Is 11, 10-16 ; Lc 7, 18-23

Mardi de la deuxième semaine d'Avent – A

(9 décembre 1986)

Homélie du Frère Daniel BOURGEOIS

 

E

s-tu Celui qui doit venir ou devons-nous en attendre un autre ?" Il peut nous paraître étrange que celui-là même qui ait été désigné par le Seigneur comme "le prophète", comme le pré­curseur, comme celui qui court au-devant de son Sei­gneur pour l'annoncer, pour le montrer, pour le mani­fester à Israël, il peut nous sembler étrange que ce soit précisément lui, cet homme-la, qui pose une telle question. Pourquoi Jean-Baptiste aurait-il un doute ? Pourquoi se demande-t-il si Jésus est bien "Celui qui doit venir" ? Pourquoi laisse-t-il percer dans son cœur l'ombre et la terreur du doute ? Ce n'est peut-être pas aussi simple que cela et pour comprendre l'attitude et la question de Jean-Baptiste, il faut peut-être que nous-mêmes nous nous remettions en face de cette question. Il est peut-être important que nous aussi, nous tournant vers le Christ, nous sachions qu'à tout moment nous avons envie de lui poser cette question : "Es-tu Celui qui doit venir ou devons-nous en atten­dre un autre ?"

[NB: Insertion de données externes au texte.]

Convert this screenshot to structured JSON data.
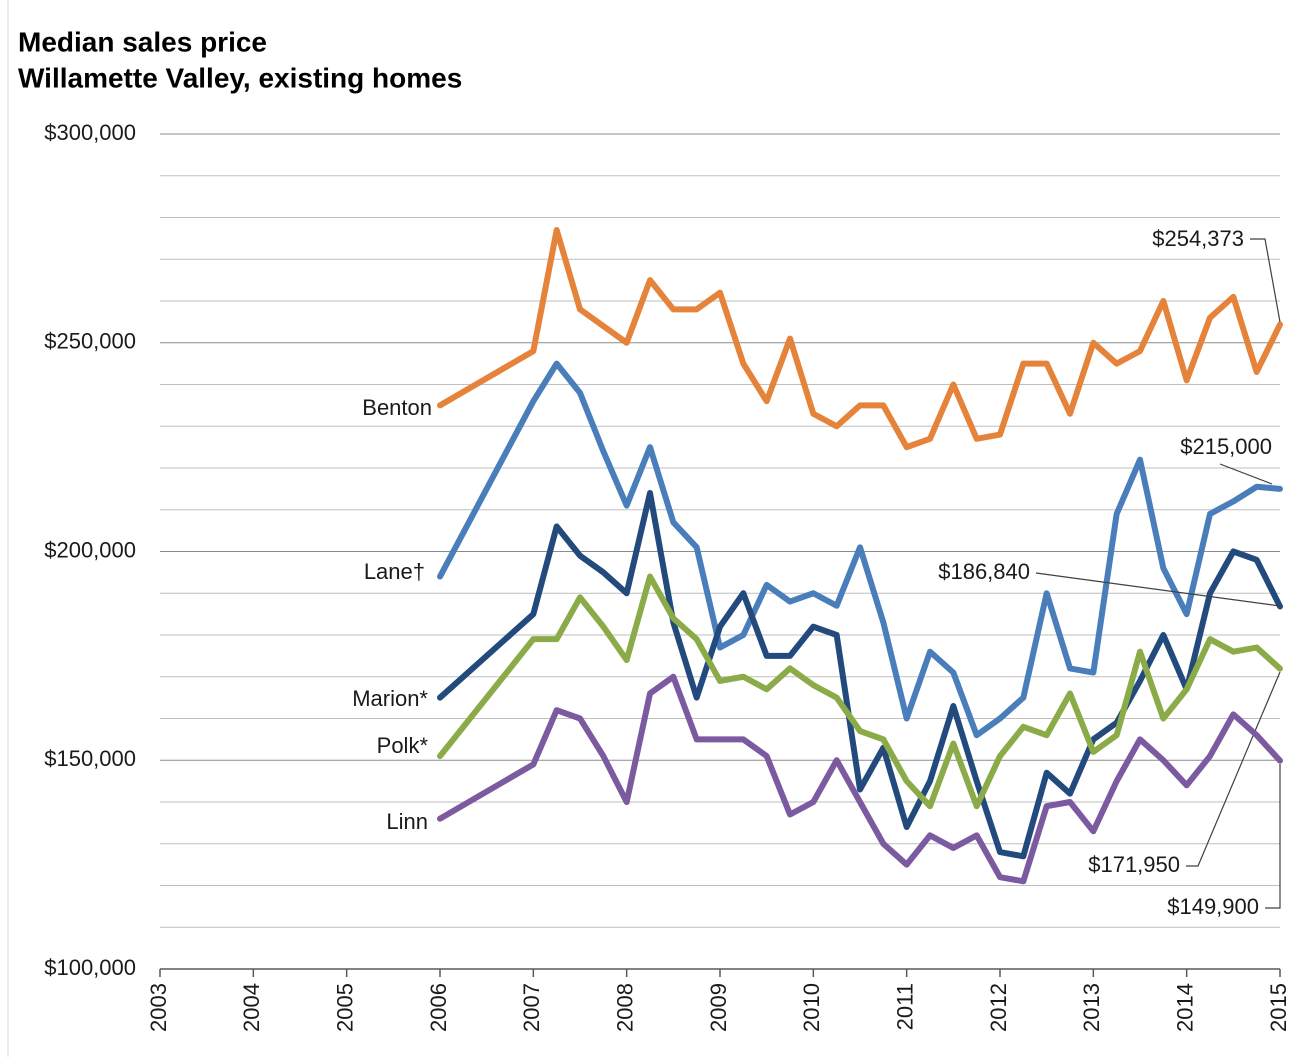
{
  "chart_data": {
    "type": "line",
    "title": "Median sales price",
    "subtitle": "Willamette Valley, existing homes",
    "x": [
      2006,
      2007,
      2007.25,
      2007.5,
      2007.75,
      2008,
      2008.25,
      2008.5,
      2008.75,
      2009,
      2009.25,
      2009.5,
      2009.75,
      2010,
      2010.25,
      2010.5,
      2010.75,
      2011,
      2011.25,
      2011.5,
      2011.75,
      2012,
      2012.25,
      2012.5,
      2012.75,
      2013,
      2013.25,
      2013.5,
      2013.75,
      2014,
      2014.25,
      2014.5,
      2014.75,
      2015
    ],
    "xlim": [
      2003,
      2015
    ],
    "xticks": [
      2003,
      2004,
      2005,
      2006,
      2007,
      2008,
      2009,
      2010,
      2011,
      2012,
      2013,
      2014,
      2015
    ],
    "ylim": [
      100000,
      300000
    ],
    "yticks": [
      {
        "value": 100000,
        "label": "$100,000"
      },
      {
        "value": 150000,
        "label": "$150,000"
      },
      {
        "value": 200000,
        "label": "$200,000"
      },
      {
        "value": 250000,
        "label": "$250,000"
      },
      {
        "value": 300000,
        "label": "$300,000"
      }
    ],
    "minor_yticks": [
      110000,
      120000,
      130000,
      140000,
      160000,
      170000,
      180000,
      190000,
      210000,
      220000,
      230000,
      240000,
      260000,
      270000,
      280000,
      290000
    ],
    "grid": true,
    "series": [
      {
        "name": "Benton",
        "color": "#e5833a",
        "end_label": "$254,373",
        "values": [
          235000,
          248000,
          277000,
          258000,
          254000,
          250000,
          265000,
          258000,
          258000,
          262000,
          245000,
          236000,
          251000,
          233000,
          230000,
          235000,
          235000,
          225000,
          227000,
          240000,
          227000,
          228000,
          245000,
          245000,
          233000,
          250000,
          245000,
          248000,
          260000,
          241000,
          256000,
          261000,
          243000,
          254373
        ]
      },
      {
        "name": "Lane†",
        "color": "#4a7ebb",
        "end_label": "$215,000",
        "values": [
          194000,
          236000,
          245000,
          238000,
          224000,
          211000,
          225000,
          207000,
          201000,
          177000,
          180000,
          192000,
          188000,
          190000,
          187000,
          201000,
          183000,
          160000,
          176000,
          171000,
          156000,
          160000,
          165000,
          190000,
          172000,
          171000,
          209000,
          222000,
          196000,
          185000,
          209000,
          212000,
          215500,
          215000
        ]
      },
      {
        "name": "Marion*",
        "color": "#234a7c",
        "end_label": "$186,840",
        "values": [
          165000,
          185000,
          206000,
          199000,
          195000,
          190000,
          214000,
          183000,
          165000,
          182000,
          190000,
          175000,
          175000,
          182000,
          180000,
          143000,
          153000,
          134000,
          145000,
          163000,
          145000,
          128000,
          127000,
          147000,
          142000,
          155000,
          159000,
          169000,
          180000,
          167000,
          190000,
          200000,
          198000,
          186840
        ]
      },
      {
        "name": "Polk*",
        "color": "#8aab47",
        "end_label": "$171,950",
        "values": [
          151000,
          179000,
          179000,
          189000,
          182000,
          174000,
          194000,
          184000,
          179000,
          169000,
          170000,
          167000,
          172000,
          168000,
          165000,
          157000,
          155000,
          145000,
          139000,
          154000,
          139000,
          151000,
          158000,
          156000,
          166000,
          152000,
          156000,
          176000,
          160000,
          167000,
          179000,
          176000,
          177000,
          171950
        ]
      },
      {
        "name": "Linn",
        "color": "#7b5aa0",
        "end_label": "$149,900",
        "values": [
          136000,
          149000,
          162000,
          160000,
          151000,
          140000,
          166000,
          170000,
          155000,
          155000,
          155000,
          151000,
          137000,
          140000,
          150000,
          140000,
          130000,
          125000,
          132000,
          129000,
          132000,
          122000,
          121000,
          139000,
          140000,
          133000,
          145000,
          155000,
          150000,
          144000,
          151000,
          161000,
          156000,
          149900
        ]
      }
    ]
  }
}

Il y a dans notre relation au Christ une sorte d'espace vide. Nous ne pouvons pas nous targuer d'avoir une sorte de relation pleinement satisfaisante, pleinement propre à nous donner contentement et assurance, parce que précisément le Christ se donne toujours à nous comme "Celui qui vient" c'est-à-dire qu'il y a ce léger espace de vide que nous appelons l'attente, le désir ou la soif. Toute la mécanique du désir dans le cœur de l'homme est dans ce décalage, infime mais terrible, qu'il y a entre le sens de la pré­sence qui vient et qui est sur le point de se donner et d'autre part le fait qu'en réalité c'est encore un futur. Ce n'est pas encore là. Si Dieu a accepté de venir au cœur du temps, ce n'est pas par une solution de faci­lité. C'est parce qu'Il sait que Lui-même le Christ, que nous vivons le temps dans cette rupture, dans cette brisure qu'il y a entre le maintenant et l'avenir, si pro­che soit-il. C'est simplement parce que tout homme sait qu'il vit en ne sachant pas exactement de quoi demain sera fait, qu'en réalité, comme à travers cette fissure entre le présent et l'avenir, nous est donnée la dimension de l'attente de Dieu. Attendre Dieu, ce n'est pas sortir du temps, c'est rentrer dans le temps pour le vivre non plus selon notre propre attente, mais selon le désir de Dieu sur nous.

Et alors, entre le présent que nous vivons maintenant, ce présent où Dieu est insaisissable sinon à travers quelques signes prémonitoires de sa venue, et d'autre part ce futur dans lequel Il veut se donner "tout en tous", il y a simplement l'espace de notre espérance et de notre regard tourné vers Lui. Alors, dans cette espèce de brisure, de fêlure au creux même de notre cœur, de notre attente et de notre désir, c'est là que nous verrons peut-être les premiers rayonne­ments de sa gloire ou de son aurore se manifester pour nous.